# UPDATED: PRG Mini Lift and New Tires + Painted Wheels



## chinaman808 (Feb 16, 2006)

I just came in from painting my wheels black, took a long time but well worth the time and saved me $125 per wheel instead of getting them done professionally.

BEFORE:



















AFTER:




























Now all I have to do is either find black bumpers from an LE or find a way to paint those chrome bumpers


----------



## 93rustbucket (Sep 14, 2005)

damn!!! i love it. it'll look wicked with with black bumpers, cant wait to see it. dont forget the sidesteps too.


----------



## mcm4090 (Jan 20, 2006)

Very nice!
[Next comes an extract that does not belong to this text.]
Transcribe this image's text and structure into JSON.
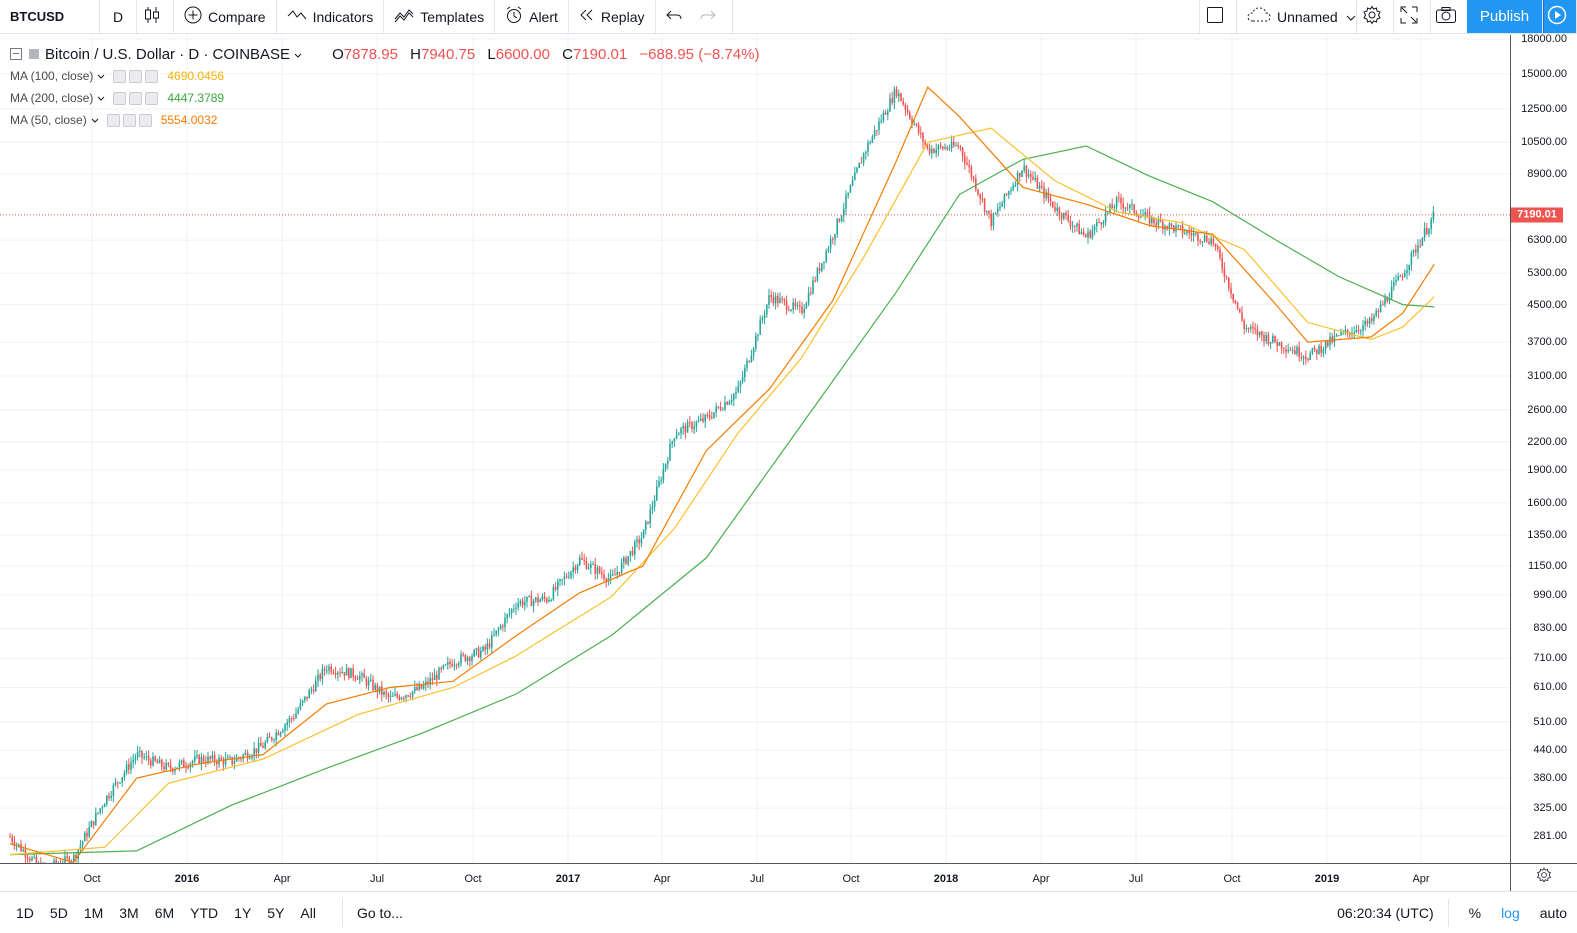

Sell the chrome, they are worth more.


----------



## msubullyfan (Jul 24, 2005)

If you're going to get black bumpers, I'd suggest painting the chrome grille "V" piece black, too.


----------



## =WD=big-X (Jan 30, 2006)

if you had chrome nerf bars and/or a bit of chrome or stainless steel along
the bottom of the truck it would look awesome with the chromed bumpers
you now have.

my .02


----------



## macd218 (Mar 13, 2006)

What did you use? Did you sand them and just use a gun? They look sweet! Dont mind if i steal your idea?


----------



## chinaman808 (Feb 16, 2006)

mac check this thread out, it will show step by step how

http://clubfrontier.org/modules.php?name=Forums&file=viewtopic&t=1471


----------



## macd218 (Mar 13, 2006)

Thanks, nice write up.


----------